Jim Buzzetta, Vice President of the Competition Auto Group, who oversees their Mercedes-Benz of Huntington dealership, joined the Board of Trustees in 2005. Jim, who volunteers his time on several boards, has been the driving force for their fundraising efforts, especially the hugely successful annual Alternatives for Children Classics and Sports Car Rally.

“Being involved helping AFC has really been an honor. It’s a big organization with a lot of complexity. Dr. Ficano and the staff are so dedicated and hardworkingit’s an inspiration.” Ficano says there is still much to do to make their budget. “We went six years without any increase in funding from the state. It was really hard, but like other non-profits, we are being asked to do more with less. That’s why these fundraisers are so important.”
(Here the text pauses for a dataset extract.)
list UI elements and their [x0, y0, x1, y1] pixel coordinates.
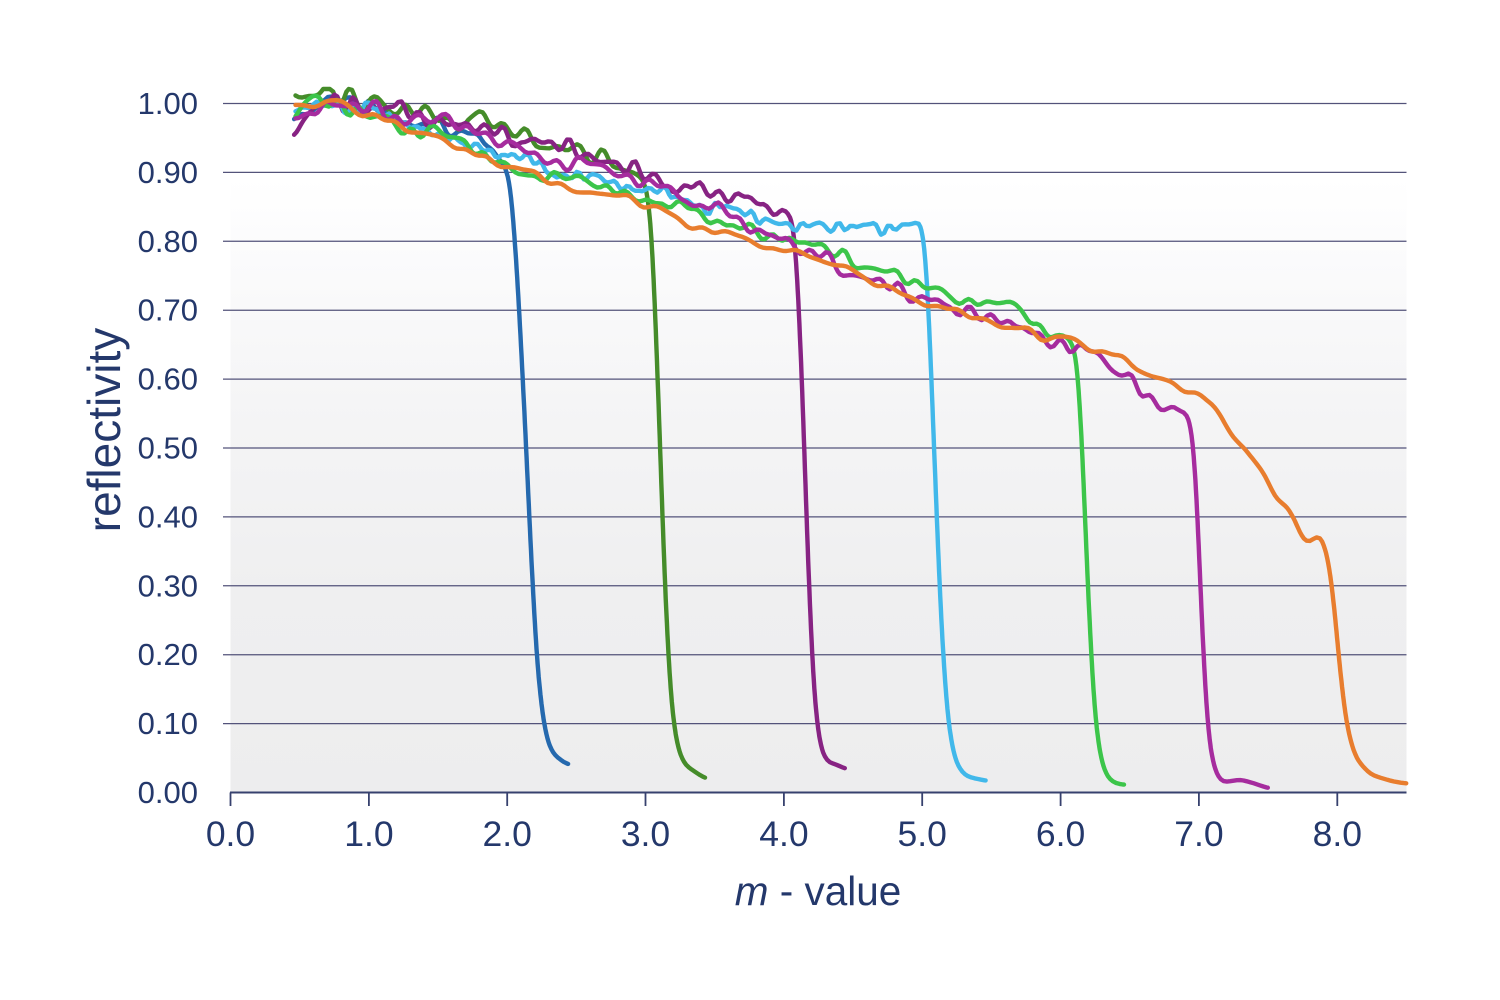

Buzzetta concurs with Dr. Ficano and adds, “We rely on the government to set our rates and fund us in a timely fashion, and we are highly regulated as a school that aids disabled children. There always needs to be a balance between taking care of the kids and following our mission, while staying financially healthy long-term.

“It’s fascinating and really challenges my business knowledge. I am happy to share my experience with the board and help navigate the health and future of the school. It’s very fulfilling, and at AFC you truly believe that you make a positive impact in the success of the school, and thus the children, Jim says.”

Be the Best You Can Be

As Ficano walks through the halls of the center, she passed several staff members and faculty, all holding hands with a child and wearing a smile.

It is that type of environment that allows children and their families to walk into a haven of learning and love, secure in the knowledge that they will receive top-notch care and an education in an atmosphere that encourages them to do the very best they can.